Psalmen 140:9
Aangaande het hoofd dergenen, die mij omringen, de overlast hunner lippen overdekke hen.
Psalmen 7:16
Zijn moeite zal op zijn hoofd wederkeren, en zijn geweld op zijn schedel nederdalen.
Spreuken 18:7
De mond des zots is hemzelven een verstoring, en zijn lippen een strik zijner ziel.
Spreuken 12:13
In de overtreding der lippen is de strik des bozen; maar de rechtvaardige zal uit de benauwdheid uitkomen.
Esther 5:14
Toen zeide zijn huisvrouw Zeres tot hem, mitsgaders al zijn vrienden: Men make een galg, vijftig ellen hoog, en zeg morgen aan den koning, dat men Mordechai daaraan hange; ga dan vrolijk met den koning tot dien maaltijd.
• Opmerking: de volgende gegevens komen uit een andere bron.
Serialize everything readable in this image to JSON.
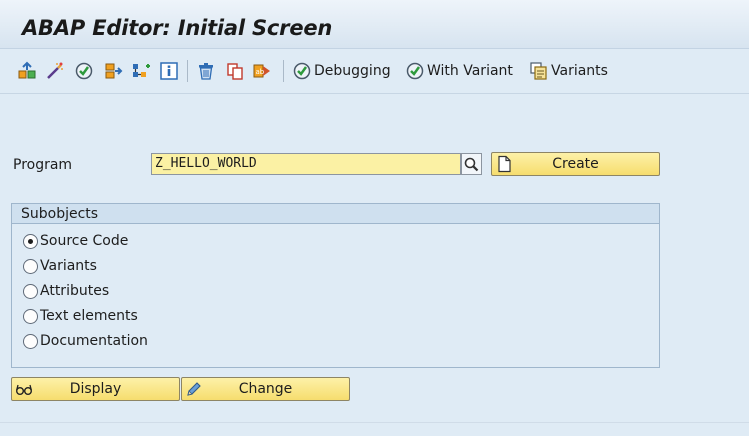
{
  "window": {
    "title": "ABAP Editor: Initial Screen"
  },
  "toolbar": {
    "icons": [
      "object-list-icon",
      "magic-wand-icon",
      "check-icon",
      "other-object-icon",
      "where-used-icon",
      "info-icon",
      "delete-icon",
      "copy-icon",
      "rename-icon"
    ],
    "debugging_label": "Debugging",
    "with_variant_label": "With Variant",
    "variants_label": "Variants"
  },
  "program": {
    "label": "Program",
    "value": "Z_HELLO_WORLD",
    "create_label": "Create"
  },
  "subobjects": {
    "title": "Subobjects",
    "options": [
      {
        "label": "Source Code",
        "selected": true
      },
      {
        "label": "Variants",
        "selected": false
      },
      {
        "label": "Attributes",
        "selected": false
      },
      {
        "label": "Text elements",
        "selected": false
      },
      {
        "label": "Documentation",
        "selected": false
      }
    ]
  },
  "actions": {
    "display_label": "Display",
    "change_label": "Change"
  },
  "colors": {
    "background": "#dfebf5",
    "input_required": "#fbf1a4",
    "button": "#f6dd6e"
  }
}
Deze raad nu dacht Haman goed, en hij deed de galg maken.
Esther 7:10
Alzo hingen zij Haman aan de galg, die hij voor Mordechai had doen bereiden; en de grimmigheid des konings werd gestild.
Psalmen 64:8
En hun tong zal hen doen aanstoten tegen zichzelven; een ieder, die hen ziet, zal zich wegpakken.
Psalmen 94:23
En Hij zal hun ongerechtigheid op hen doen wederkeren, en Hij zal hen in hun boosheid verdelgen; de HEERE, onze God, zal hen verdelgen.
Spreuken 10:6
Zegeningen zijn op het hoofd des rechtvaardigen; maar het geweld bedekt den mond der goddelozen.
Spreuken 10:11
De mond des rechtvaardigen is een springader des levens; maar het geweld bedekt den mond der goddelozen.
Mattheüs 27:25
En al het volk, antwoordende, zeide: Zijn bloed kome over ons, en over onze kinderen.